# Banco Central aponta R$ 5,12 bilhões ainda disponíveis para resgate
Dados atualizados pelo Banco Central nesta terça-feira (11) indicam que R$ 5,12 bilhões continuam disponíveis para retirada no Sistema de Valores a Receber (SVR). Os recursos estão em bancos, administradoras de consórcios, financeiras, corretoras e outras instituições.
Do total pendente, R$ 3,76 bilhões pertencem a aproximadamente 22,66 milhões de pessoas físicas. Outros R$ 1,35 bilhão estão vinculados a cerca de 2 milhões de empresas.
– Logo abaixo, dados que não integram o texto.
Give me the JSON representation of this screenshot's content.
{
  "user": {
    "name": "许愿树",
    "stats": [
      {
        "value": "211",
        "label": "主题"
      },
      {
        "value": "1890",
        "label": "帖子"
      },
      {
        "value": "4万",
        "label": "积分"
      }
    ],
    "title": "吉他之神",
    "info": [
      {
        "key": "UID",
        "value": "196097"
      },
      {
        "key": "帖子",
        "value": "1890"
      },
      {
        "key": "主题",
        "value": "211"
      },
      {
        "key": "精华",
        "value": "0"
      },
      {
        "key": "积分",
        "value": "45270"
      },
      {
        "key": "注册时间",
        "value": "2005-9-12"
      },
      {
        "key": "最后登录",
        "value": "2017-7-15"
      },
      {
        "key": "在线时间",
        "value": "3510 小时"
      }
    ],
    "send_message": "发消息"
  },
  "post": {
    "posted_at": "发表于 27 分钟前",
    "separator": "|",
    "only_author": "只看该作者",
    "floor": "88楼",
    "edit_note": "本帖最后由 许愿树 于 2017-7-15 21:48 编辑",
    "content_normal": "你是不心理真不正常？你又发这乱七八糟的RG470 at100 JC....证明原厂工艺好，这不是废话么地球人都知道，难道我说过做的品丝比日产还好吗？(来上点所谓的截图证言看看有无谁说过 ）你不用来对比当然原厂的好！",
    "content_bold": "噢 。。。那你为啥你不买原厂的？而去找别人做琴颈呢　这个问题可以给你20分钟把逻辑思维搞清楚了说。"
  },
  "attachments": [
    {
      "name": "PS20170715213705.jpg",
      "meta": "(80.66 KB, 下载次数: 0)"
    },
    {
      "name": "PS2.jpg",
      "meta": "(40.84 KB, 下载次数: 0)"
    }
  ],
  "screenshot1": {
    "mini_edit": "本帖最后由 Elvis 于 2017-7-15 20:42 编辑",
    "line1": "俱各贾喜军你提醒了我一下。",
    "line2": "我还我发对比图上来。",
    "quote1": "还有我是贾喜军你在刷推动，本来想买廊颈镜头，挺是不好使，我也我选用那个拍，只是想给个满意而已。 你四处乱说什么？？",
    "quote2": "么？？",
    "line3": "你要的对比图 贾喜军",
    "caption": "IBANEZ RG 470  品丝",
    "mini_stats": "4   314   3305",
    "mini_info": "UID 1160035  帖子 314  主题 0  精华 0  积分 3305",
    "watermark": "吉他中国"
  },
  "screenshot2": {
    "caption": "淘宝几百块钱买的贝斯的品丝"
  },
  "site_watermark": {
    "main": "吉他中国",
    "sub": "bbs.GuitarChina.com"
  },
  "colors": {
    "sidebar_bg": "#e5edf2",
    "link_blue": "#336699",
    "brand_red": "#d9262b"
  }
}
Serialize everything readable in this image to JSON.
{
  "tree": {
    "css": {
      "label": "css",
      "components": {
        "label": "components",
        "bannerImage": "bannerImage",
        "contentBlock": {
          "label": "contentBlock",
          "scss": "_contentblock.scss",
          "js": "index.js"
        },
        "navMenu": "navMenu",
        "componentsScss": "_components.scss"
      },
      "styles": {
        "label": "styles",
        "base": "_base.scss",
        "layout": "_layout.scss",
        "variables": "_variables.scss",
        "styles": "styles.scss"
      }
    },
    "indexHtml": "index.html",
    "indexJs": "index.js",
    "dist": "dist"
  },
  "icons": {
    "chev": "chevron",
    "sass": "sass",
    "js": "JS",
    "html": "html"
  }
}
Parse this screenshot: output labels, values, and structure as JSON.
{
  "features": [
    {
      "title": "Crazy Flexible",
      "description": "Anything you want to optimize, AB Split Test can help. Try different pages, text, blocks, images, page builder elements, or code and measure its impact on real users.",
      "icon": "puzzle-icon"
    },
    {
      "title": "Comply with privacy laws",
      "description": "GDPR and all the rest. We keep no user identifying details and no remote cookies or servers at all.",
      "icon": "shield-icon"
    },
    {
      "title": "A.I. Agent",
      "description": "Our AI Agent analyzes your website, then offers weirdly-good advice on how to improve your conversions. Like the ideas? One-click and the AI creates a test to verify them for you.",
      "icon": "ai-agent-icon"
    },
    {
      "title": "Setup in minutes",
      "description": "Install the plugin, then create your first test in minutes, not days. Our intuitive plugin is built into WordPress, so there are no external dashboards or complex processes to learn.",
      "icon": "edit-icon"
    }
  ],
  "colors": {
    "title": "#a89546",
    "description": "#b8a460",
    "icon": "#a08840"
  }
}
Desde a criação do sistema, foram devolvidos R$ 15,81 bilhões dos R$ 20,93 bilhões identificados inicialmente como valores esquecidos. Pessoas físicas receberam R$ 11,65 bilhões, distribuídos entre 38,73 milhões de beneficiários. Já as pessoas jurídicas resgataram R$ 4,15 bilhões, destinados a 4,7 milhões de empresas.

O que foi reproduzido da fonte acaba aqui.